Please assist me with the following scenario. I'm scanning the last two hours of folders and then taking the most recent CSV files and generating a single list. If both the hours folders contain files, the code below is working as expected. but if any folder does not contain any files, then it is showing "ArrayIndexOutOfBoundsException: 0"

code :

import org.apache.hadoop.conf.Configuration
import org.apache.hadoop.fs._
import org.apache.spark.sql._
import org.apache.spark.sql.functions._
import scala.language.postfixOps
val hdfsConf = new Configuration();
var path="/user/hdfs/test/input"
var finalFiles = List[String]()
val currentTs = java.time.LocalDateTime.now
val hours=2
var paths = (0 until hours.toInt).map(h => currentTs.minusHours(h))
   .map(ts=>s"${path}/partition_date=${ts.toLocalDate}/hour=${ts.toString.substring(11, 13)}")
.toList

// paths: List[String] = List(/user/hdfs/test/input/partition_date=2022-11-30/hour=19,
// /user/hdfs/test/input/partition_date=2022-11-30/hour=18)

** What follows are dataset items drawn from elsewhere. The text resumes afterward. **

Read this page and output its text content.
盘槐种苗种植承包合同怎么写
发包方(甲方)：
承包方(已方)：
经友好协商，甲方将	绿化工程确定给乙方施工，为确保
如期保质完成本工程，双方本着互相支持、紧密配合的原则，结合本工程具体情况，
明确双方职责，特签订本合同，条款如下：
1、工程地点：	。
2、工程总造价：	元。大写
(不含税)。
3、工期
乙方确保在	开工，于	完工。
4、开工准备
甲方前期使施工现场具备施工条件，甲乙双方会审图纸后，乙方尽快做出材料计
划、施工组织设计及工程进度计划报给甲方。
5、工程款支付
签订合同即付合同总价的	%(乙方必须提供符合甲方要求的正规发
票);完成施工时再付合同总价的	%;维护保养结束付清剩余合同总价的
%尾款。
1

for (eachfolder <- paths) {
var New_Folder_Path: String = eachfolder
var fs = org.apache.hadoop.fs.FileSystem.get(spark.sparkContext.hadoopConfiguration)
var pathstatus = fs.listStatus(new Path(New_Folder_Path))
var currpathfiles = pathstatus.map(x => Row(x.getPath.toString, x.getModificationTime))
var latestFile = spark.sparkContext.parallelize(currpathfiles)
.map(row => (row.getString(0), row.getLong(1)))
.toDF("FilePath", "ModificationTime")
.filter(col("FilePath")
.like("%.csv%"))
.sort($"ModificationTime".desc)
.select(col("FilePath")).limit(1)
.map(row => row.getString(0)).collectAsList.get(0)

finalFiles = latestFile :: finalFiles
}

Erorr:

java.lang.ArrayIndexOutOfBoundsException: 0 

Solution

  • You're running into an issue when trying to obtain the 0th element from an empty list. You can avoid this by using List's headOption method along with foreach on the resulting Option.

    spark.sparkContext.parallelize(currpathfiles)
      .map(row => (row.getString(0), row.getLong(1)))
      ...
      .map(row => getString(0))
      .collectAsList.headOption
      .foreach(latestFile =>  finalFiles = latestFile :: finalFiles)
    

    Also note that instead of assigning latestFile to a var, my implementation just prepends it within the Option's foreach to the finalFiles list (for each will only act when there exists an element after we call collectAsList).